Agroalimentare

Piacenza, il Nas alla Cattolica: «No alla repressione, sì a prevenzione e collaborazione con le aziende»
PIACENZA - No alla repressione, sì alla collaborazione finalizzata alla prevenzione. «Cerchiamo di mettere insieme controllori e controllati, in un’ottica non punitiva, ma di prevenzione e di aiuto alle imprese, per consentire loro di svolgere sempre meglio la loro attività e per la tutela dei consumatori». Così il comandante provinciale dei carabinieri di Piacenza, colonnello Corrado Scattaretico, ha sottolineato il significato del convegno “Tutela della salute nel settore agroalimentare: incontro con il nucleo Anti sofisticazione e sanità dei carabinieri”, che si è svolto oggi, 20 marzo, nella Sala Piana dell’Università Cattolica a Piacenza, organizzato da Confapindustria Piacenza presente con il presidente Cristian Camisa che, rimarcando la qualità dei prodotti agroalimentari del territorio, ha ribadito come il settore sia in continua evoluzione e con ottime potenzialità. Un incontro a cui hanno partecipato alcune delle principali aziende dell'agroalimentare piacentino. «Un settore che vale 226 milioni di euro» ha sottolineato Camisa.

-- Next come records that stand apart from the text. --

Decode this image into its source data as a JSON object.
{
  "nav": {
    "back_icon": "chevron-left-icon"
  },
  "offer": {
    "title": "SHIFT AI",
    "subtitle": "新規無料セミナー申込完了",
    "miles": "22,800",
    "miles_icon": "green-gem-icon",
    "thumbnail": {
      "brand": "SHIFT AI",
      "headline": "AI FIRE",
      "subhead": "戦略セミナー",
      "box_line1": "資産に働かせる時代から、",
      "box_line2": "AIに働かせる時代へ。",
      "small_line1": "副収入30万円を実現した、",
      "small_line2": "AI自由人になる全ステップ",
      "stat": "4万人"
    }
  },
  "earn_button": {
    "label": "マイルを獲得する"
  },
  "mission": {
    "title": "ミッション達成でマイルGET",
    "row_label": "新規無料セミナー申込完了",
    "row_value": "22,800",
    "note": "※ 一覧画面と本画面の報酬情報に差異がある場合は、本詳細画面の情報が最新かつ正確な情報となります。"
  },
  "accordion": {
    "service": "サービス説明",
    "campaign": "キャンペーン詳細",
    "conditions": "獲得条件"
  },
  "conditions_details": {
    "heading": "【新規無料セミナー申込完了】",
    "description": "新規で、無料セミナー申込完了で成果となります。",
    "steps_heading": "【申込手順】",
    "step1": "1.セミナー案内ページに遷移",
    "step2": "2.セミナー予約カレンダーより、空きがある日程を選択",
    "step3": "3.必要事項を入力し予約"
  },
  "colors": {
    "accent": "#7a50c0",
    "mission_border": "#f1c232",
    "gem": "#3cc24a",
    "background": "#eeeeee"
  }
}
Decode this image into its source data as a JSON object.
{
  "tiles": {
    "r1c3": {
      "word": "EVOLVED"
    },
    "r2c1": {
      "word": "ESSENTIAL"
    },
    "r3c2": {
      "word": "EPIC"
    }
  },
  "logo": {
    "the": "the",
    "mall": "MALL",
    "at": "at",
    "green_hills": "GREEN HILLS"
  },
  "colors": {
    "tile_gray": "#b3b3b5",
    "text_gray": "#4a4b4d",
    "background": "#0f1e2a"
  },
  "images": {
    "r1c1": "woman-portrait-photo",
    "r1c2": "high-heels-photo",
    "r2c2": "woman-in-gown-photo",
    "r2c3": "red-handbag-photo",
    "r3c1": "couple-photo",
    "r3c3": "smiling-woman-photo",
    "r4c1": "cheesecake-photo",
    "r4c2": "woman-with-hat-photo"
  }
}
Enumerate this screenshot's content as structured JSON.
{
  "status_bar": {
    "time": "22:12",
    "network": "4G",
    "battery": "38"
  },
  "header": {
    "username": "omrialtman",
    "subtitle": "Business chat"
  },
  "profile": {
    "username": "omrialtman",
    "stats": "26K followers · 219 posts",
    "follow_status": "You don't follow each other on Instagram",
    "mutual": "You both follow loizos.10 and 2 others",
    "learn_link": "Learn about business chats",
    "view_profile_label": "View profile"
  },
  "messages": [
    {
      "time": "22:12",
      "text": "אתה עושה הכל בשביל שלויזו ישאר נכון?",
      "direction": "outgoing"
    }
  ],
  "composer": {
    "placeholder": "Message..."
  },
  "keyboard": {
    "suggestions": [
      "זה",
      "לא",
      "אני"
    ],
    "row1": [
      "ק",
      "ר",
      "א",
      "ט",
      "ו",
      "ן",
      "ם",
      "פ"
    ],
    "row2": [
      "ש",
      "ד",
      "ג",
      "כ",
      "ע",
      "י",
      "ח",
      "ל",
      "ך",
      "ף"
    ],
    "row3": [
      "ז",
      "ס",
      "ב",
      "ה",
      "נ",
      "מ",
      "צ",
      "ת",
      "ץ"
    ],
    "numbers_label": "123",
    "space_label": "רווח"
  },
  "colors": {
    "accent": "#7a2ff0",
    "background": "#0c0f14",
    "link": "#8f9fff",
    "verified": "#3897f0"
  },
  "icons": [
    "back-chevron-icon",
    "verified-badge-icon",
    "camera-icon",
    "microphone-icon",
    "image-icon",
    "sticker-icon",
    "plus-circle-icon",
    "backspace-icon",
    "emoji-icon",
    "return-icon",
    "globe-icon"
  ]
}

Quella del Nas è dunque un’azione che rende più efficace la produzione e tutela il consumatore «che è sensibilissimo - ha chiarito il comandante del Nas di Parma, maggiore Gianfranco Di Sario - alla sicurezza alimentare». Di Sario ha spiegato i diversi campi di azione dei Nas, nato nel 1962 (alle dipendenze del Ministero della Sanità) con 40 carabinieri, mentre oggi sono 1100, suddivisi in 39 nuclei; ne fanno parte dopo uno specifico addestramento e corsi di specializzazione. «Uno dei nostri obiettivi - ha ribadito - è un’azione persuasiva di orientamento e di vicinanza alle imprese e ai consumatori; per questo dobbiamo pubblicizzare più i risultati positivi che i negativi, perché una corretta gestione dei processi produttivi dovrebbe essere un valore aggiunto per le imprese. Ci avvaliamo di molte collaborazioni e di alleanze internazionali».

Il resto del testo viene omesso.